JESSE ST. MARS: You talked about sharing some of this information across some of the health authorities and as a provincial system we have that opportunity to report and learn as a province. I’m wondering if we can do that nationally or even in a larger scale with some of the information we’re collecting. You talked about being the Chair of CPSI and with the alerts, could you see any connection there in how we could share some of our information here in BC abroad nationally or maybe even worldwide in some sense? [20:57]

DR. COCHRANE: Well, I think the way to share nationally and worldwide is actually patient safety alerts through CPSI, and there’s a well-defined specific event related process for doing that. It’s been a topic of discussion for as many years as patient safety alerts has been a part of or in existence. And, at some point in time, the health system in British Columbia, the confidence in the health system in British Columbia will allow us to be open and that will happen.

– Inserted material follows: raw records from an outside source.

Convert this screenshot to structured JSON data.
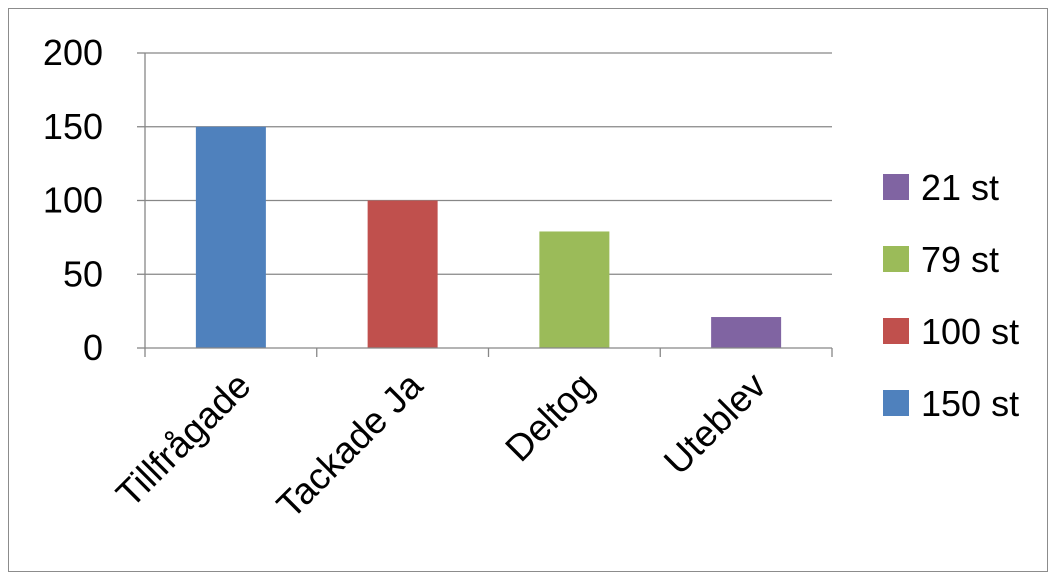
{
  "chart_data": {
    "type": "bar",
    "title": "",
    "xlabel": "",
    "ylabel": "",
    "categories": [
      "Tillfrågade",
      "Tackade Ja",
      "Deltog",
      "Uteblev"
    ],
    "values": [
      150,
      100,
      79,
      21
    ],
    "colors": [
      "#4f81bd",
      "#c0504d",
      "#9bbb59",
      "#8064a2"
    ],
    "ylim": [
      0,
      200
    ],
    "yticks": [
      0,
      50,
      100,
      150,
      200
    ],
    "grid": true,
    "legend": {
      "placement": "right",
      "entries": [
        {
          "label": "21 st",
          "color": "#8064a2"
        },
        {
          "label": "79 st",
          "color": "#9bbb59"
        },
        {
          "label": "100 st",
          "color": "#c0504d"
        },
        {
          "label": "150 st",
          "color": "#4f81bd"
        }
      ]
    },
    "gridline_color": "#878787",
    "axis_color": "#878787"
  }
}
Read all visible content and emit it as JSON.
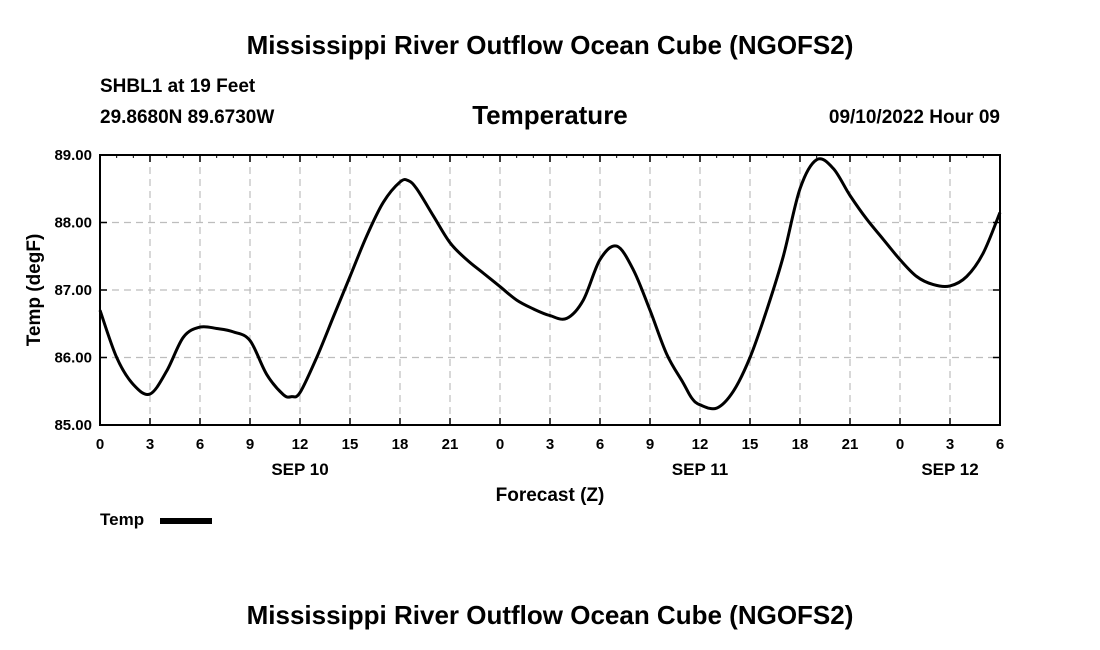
{
  "page": {
    "title": "Mississippi River Outflow Ocean Cube (NGOFS2)",
    "footer_title": "Mississippi River Outflow Ocean Cube (NGOFS2)"
  },
  "header": {
    "station": "SHBL1 at 19 Feet",
    "coords": "29.8680N  89.6730W",
    "variable": "Temperature",
    "datetime": "09/10/2022 Hour 09"
  },
  "legend": {
    "label": "Temp",
    "color": "#000000"
  },
  "chart_data": {
    "type": "line",
    "title": "Temperature",
    "xlabel": "Forecast (Z)",
    "ylabel": "Temp (degF)",
    "xlim": [
      0,
      54
    ],
    "ylim": [
      85.0,
      89.0
    ],
    "yticks": [
      85.0,
      86.0,
      87.0,
      88.0,
      89.0
    ],
    "ytick_labels": [
      "85.00",
      "86.00",
      "87.00",
      "88.00",
      "89.00"
    ],
    "xticks": [
      0,
      3,
      6,
      9,
      12,
      15,
      18,
      21,
      24,
      27,
      30,
      33,
      36,
      39,
      42,
      45,
      48,
      51,
      54
    ],
    "xtick_labels": [
      "0",
      "3",
      "6",
      "9",
      "12",
      "15",
      "18",
      "21",
      "0",
      "3",
      "6",
      "9",
      "12",
      "15",
      "18",
      "21",
      "0",
      "3",
      "6"
    ],
    "day_labels": [
      {
        "label": "SEP 10",
        "hour": 12
      },
      {
        "label": "SEP 11",
        "hour": 36
      },
      {
        "label": "SEP 12",
        "hour": 51
      }
    ],
    "grid": true,
    "series": [
      {
        "name": "Temp",
        "x": [
          0,
          1,
          2,
          3,
          4,
          5,
          6,
          7,
          8,
          9,
          10,
          11,
          11.5,
          12,
          13,
          14,
          15,
          16,
          17,
          18,
          18.5,
          19,
          20,
          21,
          22,
          23,
          24,
          25,
          26,
          27,
          28,
          29,
          30,
          31,
          32,
          33,
          34,
          35,
          35.5,
          36,
          37,
          38,
          39,
          40,
          41,
          42,
          43,
          44,
          45,
          46,
          47,
          48,
          49,
          50,
          51,
          52,
          53,
          54
        ],
        "y": [
          86.7,
          86.0,
          85.6,
          85.46,
          85.8,
          86.3,
          86.45,
          86.43,
          86.38,
          86.25,
          85.75,
          85.45,
          85.42,
          85.48,
          86.0,
          86.6,
          87.2,
          87.8,
          88.3,
          88.6,
          88.62,
          88.5,
          88.1,
          87.7,
          87.45,
          87.25,
          87.05,
          86.85,
          86.72,
          86.62,
          86.58,
          86.85,
          87.45,
          87.65,
          87.3,
          86.7,
          86.05,
          85.62,
          85.4,
          85.3,
          85.25,
          85.5,
          86.0,
          86.7,
          87.5,
          88.5,
          88.93,
          88.8,
          88.4,
          88.05,
          87.75,
          87.45,
          87.2,
          87.08,
          87.06,
          87.2,
          87.55,
          88.15
        ]
      }
    ]
  }
}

MICHELLE PRESTON: Final question, Dr. Cochrane, is healthcare in Canada getting safer in your opinion, and how can we keep moving in that direction? [22:03]

DR. COCHRANE: I have no doubt that it is far safer and I say that just from the perspective of seeing the attention that people are paying to the nature of care, the process of care, the outcomes of care, in essence the quality of care. I think it has a different view than it did, say 15 or 20 years ago when the primary driver of healthcare was actually the Accreditation Canada organization that came along and said we need to up your bar here health system and so we’ll setup an accreditation process. I think Francoeur, Baker/Norton, Matlow, the creation of the BC Patient Safety & Quality Council, the support that was received by the health authorities for PSLS. All of these things are a reflection of tools and techniques that actually have improved care. There’s no doubt that this is a never ending journey and so there’s lots to be done, there’s more to be done. We have the philosophy I believe, we certainly have the policy framework. Whether we have the belief system and the culture to do it and to move it to a different level, I don’t know, but if you walk into the Intensive Care Unit at BC Children’s Hospital, and I’m sure this is true of many other Intensive Care Units, and you see that the time from the last ventilator-associated pneumonia, in other words someone who gets pneumonia after being on a ventilator and they didn’t have it before, as being 300 or 500 days. Or, you see the time from the last line infection, or accidental extubation, I mean these are ICU type parameters, but if your child is there or if your mother is there in an ICU these are highly relevant. These are parameters that have improved dramatically, not just because we didn’t know what they were, but because we did start and they are a whole lot better. If you look at the system overall, we’ve touched small areas, we’ve touched areas upon which we have evidence and where we can make change. The interesting future areas are where are the areas that we think we cannot influence, and where’s the thinking, the innovative thinking that will allow us to actually put that barrier aside and actually continue to improve care. So, it is absolutely better, there is no doubt, and we know it’s better. It’s not as good as it could be, maybe it will never be as good as I would wish it to be, but we’ll always be moving in the right direction.